Thursday 29 March 2007

Cost/Benefits of open sourcing for Symbian

Over at The Mobile Lantern, Fabrizio Errante raises the idea of open sourcing Symbian OS. This has been raised before, so I thought it worth addressing.

Many people seem to forget that open sourcing has costs as well as benefits. The question for any particular product/project is, do the costs of open sourcing outweigh the benefits, or vice versa?

Let's do a quick overview for Symbian:

Benefits
  • Access to a bigger pool of developers to work on the codebase
  • Access to niche-specialist developers
  • Codebase becomes free (benefit to the customer)
  • Buzz
Costs
  • Codebase becomes free (cost to the provider, who can no longer make money from licensing)
  • Loss of control of codebase
  • Loss of control of developer quality (to be honest, much OSS is of very dubious quality, leading me to believe that either the developers don't have the time/energy to put in quality work, or there are few quality developers working on OSS)
  • Product direction driven by niches, rather than mainstream
Analysis

I contend that the above costs and benefits (which are not exhaustive), apply to all OSS projects, not just Symbian. But the impact of these costs and benefits are different for different types of projects. So how do they affect Symbian?

Well, the main one bandied about is the codebase becoming free. I have seen quite a number of comments about how Symbian will eventually lose out to Linux due to the COG (cost of goods) pressures on phones. The most recent example is from a analysts at ABIresearch. This, of course, flies in the face of significant evidence that indicates otherwise: the continuing success of Windows as a desktop OS, despite intense pricing pressures on PCs. But then, analysts usually don't seem terribly connected to reality.

The problem with all of this is, ironically, exactly what MS argues: OSS software is only free in the sense that the codebase, as it is, doesn't cost anything. Of course, the chances that the existing codebase will be satisfactory are fairly slim. (The irony in MS pointing this out, in case you haven't guessed, is that MS's codebase is far from satisfactory, and MS seem incapable of rendering it so.)

So the TCP (Total Cost of Production; made that one up in lieu of searching for the real term) of a Linux based phone is likely to remain at least as high as a Symbian one. So there is no real benefit to the customer (i.e. the handset manufacturers), and a very real cost to Symbian (they can't get any licensing revenues if Symbian is OSS).

How about the access to more developers and niche-specialist developers? Well, this benefit is offset by the cost that these developers are a) relatively poor quality and b) relatively uncontrolled. For Symbian, these costs matter.

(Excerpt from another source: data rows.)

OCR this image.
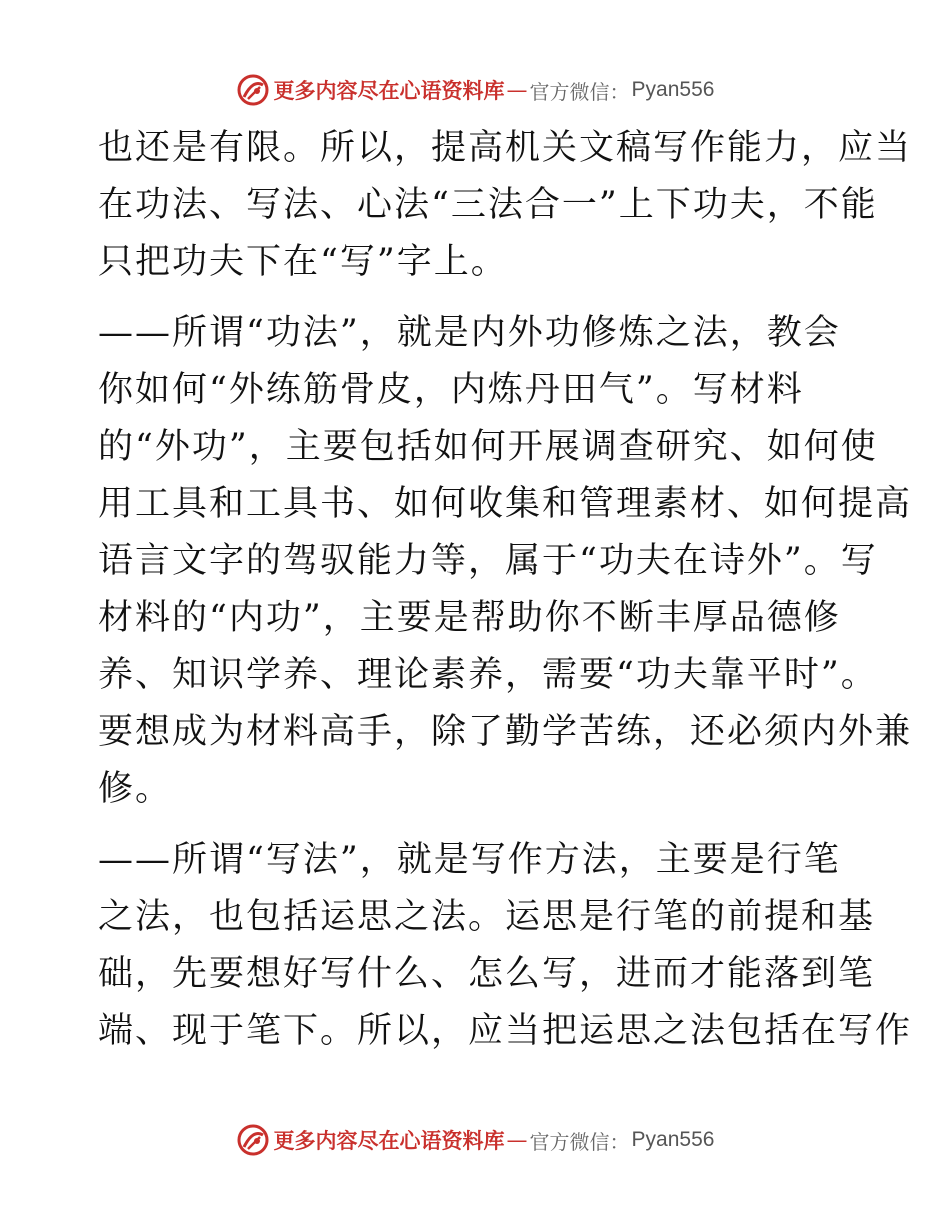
更多内容尽在心语资料库 — 官方微信： Pyan556
也还是有限。所以，提高机关文稿写作能力，应当
在功法、写法、心法“三法合一”上下功夫，不能
只把功夫下在“写”字上。
——所谓“功法”，就是内外功修炼之法，教会
你如何“外练筋骨皮，内炼丹田气”。写材料
的“外功”，主要包括如何开展调查研究、如何使
用工具和工具书、如何收集和管理素材、如何提高
语言文字的驾驭能力等，属于“功夫在诗外”。写
材料的“内功”，主要是帮助你不断丰厚品德修
养、知识学养、理论素养，需要“功夫靠平时”。
要想成为材料高手，除了勤学苦练，还必须内外兼
修。
——所谓“写法”，就是写作方法，主要是行笔
之法，也包括运思之法。运思是行笔的前提和基
础，先要想好写什么、怎么写，进而才能落到笔
端、现于笔下。所以，应当把运思之法包括在写作
更多内容尽在心语资料库 — 官方微信： Pyan556
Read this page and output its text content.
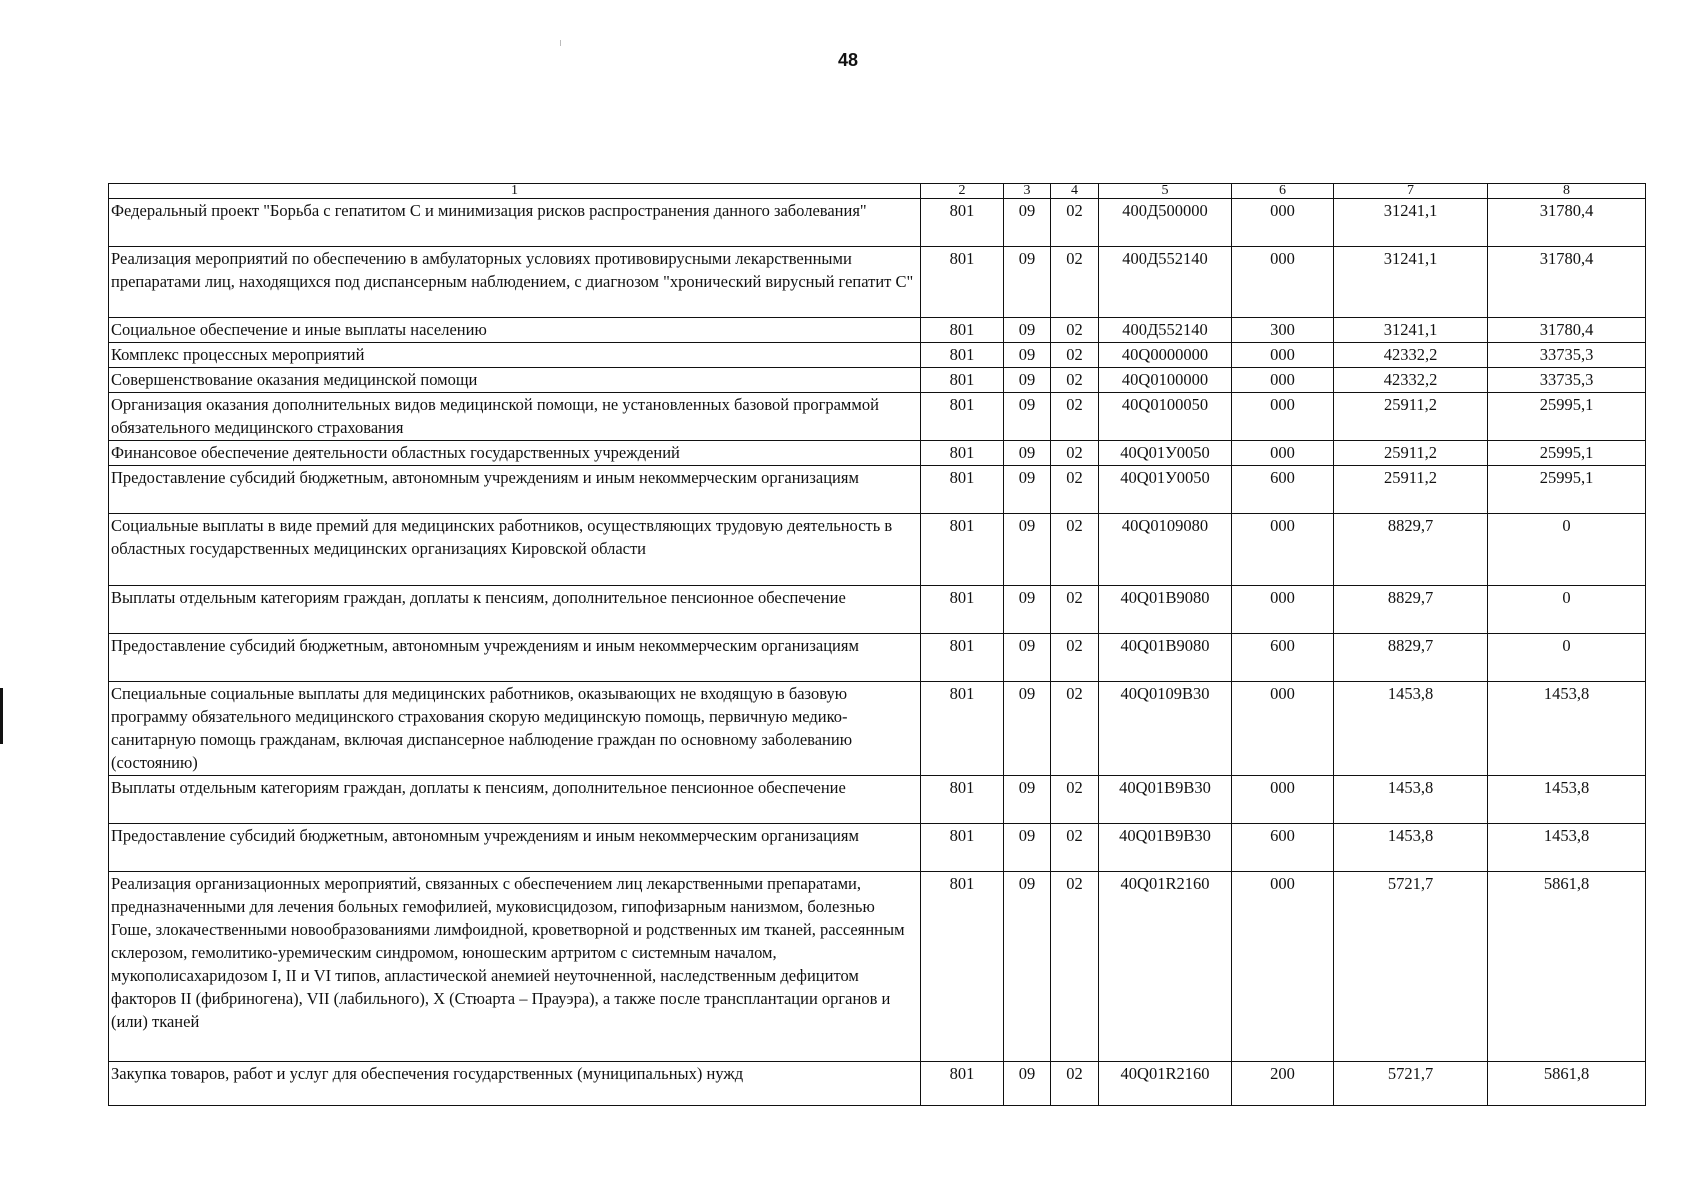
48
1	2	3	4	5	6	7	8
Федеральный проект "Борьба с гепатитом С и минимизация рисков распространения данного заболевания"	801	09	02	400Д500000	000	31241,1	31780,4
Реализация мероприятий по обеспечению в амбулаторных условиях противовирусными лекарственными препаратами лиц, находящихся под диспансерным наблюдением, с диагнозом "хронический вирусный гепатит С"	801	09	02	400Д552140	000	31241,1	31780,4
Социальное обеспечение и иные выплаты населению	801	09	02	400Д552140	300	31241,1	31780,4
Комплекс процессных мероприятий	801	09	02	40Q0000000	000	42332,2	33735,3
Совершенствование оказания медицинской помощи	801	09	02	40Q0100000	000	42332,2	33735,3
Организация оказания дополнительных видов медицинской помощи, не установленных базовой программой обязательного медицинского страхования	801	09	02	40Q0100050	000	25911,2	25995,1
Финансовое обеспечение деятельности областных государственных учреждений	801	09	02	40Q01У0050	000	25911,2	25995,1
Предоставление субсидий бюджетным, автономным учреждениям и иным некоммерческим организациям	801	09	02	40Q01У0050	600	25911,2	25995,1
Социальные выплаты в виде премий для медицинских работников, осуществляющих трудовую деятельность в областных государственных медицинских организациях Кировской области	801	09	02	40Q0109080	000	8829,7	0
Выплаты отдельным категориям граждан, доплаты к пенсиям, дополнительное пенсионное обеспечение	801	09	02	40Q01B9080	000	8829,7	0
Предоставление субсидий бюджетным, автономным учреждениям и иным некоммерческим организациям	801	09	02	40Q01B9080	600	8829,7	0
Специальные социальные выплаты для медицинских работников, оказывающих не входящую в базовую программу обязательного медицинского страхования скорую медицинскую помощь, первичную медико-санитарную помощь гражданам, включая диспансерное наблюдение граждан по основному заболеванию (состоянию)	801	09	02	40Q0109B30	000	1453,8	1453,8
Выплаты отдельным категориям граждан, доплаты к пенсиям, дополнительное пенсионное обеспечение	801	09	02	40Q01B9B30	000	1453,8	1453,8
Предоставление субсидий бюджетным, автономным учреждениям и иным некоммерческим организациям	801	09	02	40Q01B9B30	600	1453,8	1453,8
Реализация организационных мероприятий, связанных с обеспечением лиц лекарственными препаратами, предназначенными для лечения больных гемофилией, муковисцидозом, гипофизарным нанизмом, болезнью Гоше, злокачественными новообразованиями лимфоидной, кроветворной и родственных им тканей, рассеянным склерозом, гемолитико-уремическим синдромом, юношеским артритом с системным началом, мукополисахаридозом I, II и VI типов, апластической анемией неуточненной, наследственным дефицитом факторов II (фибриногена), VII (лабильного), X (Стюарта – Прауэра), а также после трансплантации органов и (или) тканей	801	09	02	40Q01R2160	000	5721,7	5861,8
Закупка товаров, работ и услуг для обеспечения государственных (муниципальных) нужд	801	09	02	40Q01R2160	200	5721,7	5861,8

Symbian is creating an OS, not some dodgy web 2.0 app. Quality is critical for this type of software, and so is tight control. A poorly controlled API leads to fragmentation (just look at Linux). As for quality, Linux has demonstrated that OSS can deliver quality, but it seems to come at the cost of fragmentation (again) and bloat (both of code size and app UI).

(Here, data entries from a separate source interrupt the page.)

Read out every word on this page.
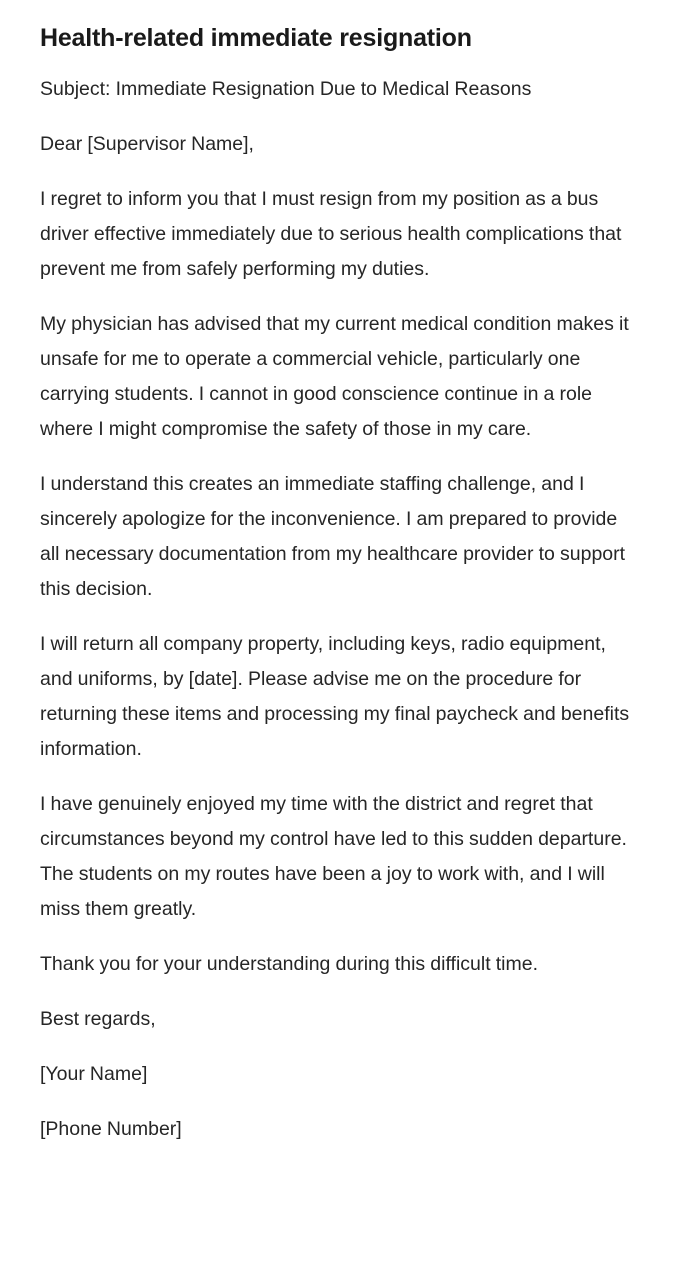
Health-related immediate resignation

Subject: Immediate Resignation Due to Medical Reasons

Dear [Supervisor Name],

I regret to inform you that I must resign from my position as a bus driver effective immediately due to serious health complications that prevent me from safely performing my duties.

My physician has advised that my current medical condition makes it unsafe for me to operate a commercial vehicle, particularly one carrying students. I cannot in good conscience continue in a role where I might compromise the safety of those in my care.

I understand this creates an immediate staffing challenge, and I sincerely apologize for the inconvenience. I am prepared to provide all necessary documentation from my healthcare provider to support this decision.

I will return all company property, including keys, radio equipment, and uniforms, by [date]. Please advise me on the procedure for returning these items and processing my final paycheck and benefits information.

I have genuinely enjoyed my time with the district and regret that circumstances beyond my control have led to this sudden departure. The students on my routes have been a joy to work with, and I will miss them greatly.

Thank you for your understanding during this difficult time.

Best regards,

[Your Name]

[Phone Number]
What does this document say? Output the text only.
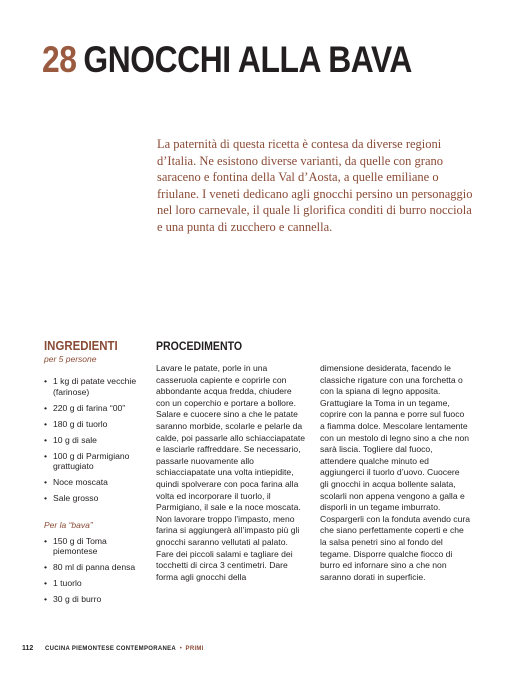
28 GNOCCHI ALLA BAVA

La paternità di questa ricetta è contesa da diverse regioni d’Italia. Ne esistono diverse varianti, da quelle con grano saraceno e fontina della Val d’Aosta, a quelle emiliane o friulane. I veneti dedicano agli gnocchi persino un personaggio nel loro carnevale, il quale li glorifica conditi di burro nocciola e una punta di zucchero e cannella.

INGREDIENTI
per 5 persone
• 1 kg di patate vecchie (farinose)
• 220 g di farina “00”
• 180 g di tuorlo
• 10 g di sale
• 100 g di Parmigiano grattugiato
• Noce moscata
• Sale grosso
Per la “bava”
• 150 g di Toma piemontese
• 80 ml di panna densa
• 1 tuorlo
• 30 g di burro
PROCEDIMENTO

Lavare le patate, porle in una casseruola capiente e coprirle con abbondante acqua fredda, chiudere con un coperchio e portare a bollore. Salare e cuocere sino a che le patate saranno morbide, scolarle e pelarle da calde, poi passarle allo schiacciapatate e lasciarle raffreddare. Se necessario, passarle nuovamente allo schiacciapatate una volta intiepidite, quindi spolverare con poca farina alla volta ed incorporare il tuorlo, il Parmigiano, il sale e la noce moscata. Non lavorare troppo l’impasto, meno farina si aggiungerà all’impasto più gli gnocchi saranno vellutati al palato.

Fare dei piccoli salami e tagliare dei tocchetti di circa 3 centimetri. Dare forma agli gnocchi della

dimensione desiderata, facendo le classiche rigature con una forchetta o con la spiana di legno apposita. Grattugiare la Toma in un tegame, coprire con la panna e porre sul fuoco a fiamma dolce. Mescolare lentamente con un mestolo di legno sino a che non sarà liscia. Togliere dal fuoco, attendere qualche minuto ed aggiungerci il tuorlo d’uovo. Cuocere gli gnocchi in acqua bollente salata, scolarli non appena vengono a galla e disporli in un tegame imburrato. Cospargerli con la fonduta avendo cura che siano perfettamente coperti e che la salsa penetri sino al fondo del tegame. Disporre qualche fiocco di burro ed infornare sino a che non saranno dorati in superficie.

112 CUCINA PIEMONTESE CONTEMPORANEA • PRIMI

Don't get me wrong, I use Linux (Fedora), but only as servers, where bloat and fragmentation aren't as critical. But on a phone? Give me a break!

The problem is that these forces are a natural by-product of the OSS process. They can be fought, but not completely neutralised. And they are all inimical to Symbian's strengths.

So should Symbian consider OSS?

No way!

Should Symbian release source code via a free license to developers? Hey, that's a different (and great) idea. And so should Nokia (with S60) and UIQ. The old days of ER5's Eikon source being available in the SDK were both better (access to the source meant inheritance was a lot easier in some ways because you could see what you were inheriting) and worse (Psion was lazy with documenting the code, because you had the source). Heck, if MS can release source to some of its UI code, I'm sure Symbian can.

2 comments:

Unknown said...

I very much disagree with your opinion that open sourcing a codebase leads to a loss of control of a) codebase b) developer quality and c) direction.

Looking at major open source projects such as Linux kernel, Firefox, Apache web server or the X11 system we can see that even though all are ran by a community of developers there is a very clear leading person or a group setting a direction. Also, not just anybody can submit code to one of these projects. There almost always exists a group of trusted senior developers who screen the entries by the more junior participants. Access to this senior inner circle can be had by repeatedly submitting quality code and thus proving yourself. The inner circle also has very much say in which direction the development will go.

In the case of corporate backed open source projects such as Java, StarOffice or Eclipse the inner circle mostly consists of the employees of the corporate backer because they get paid to participate and thus can contribute more. The biggest hurdle in open sourcing a product is actually building a community and attracting some outside contributions.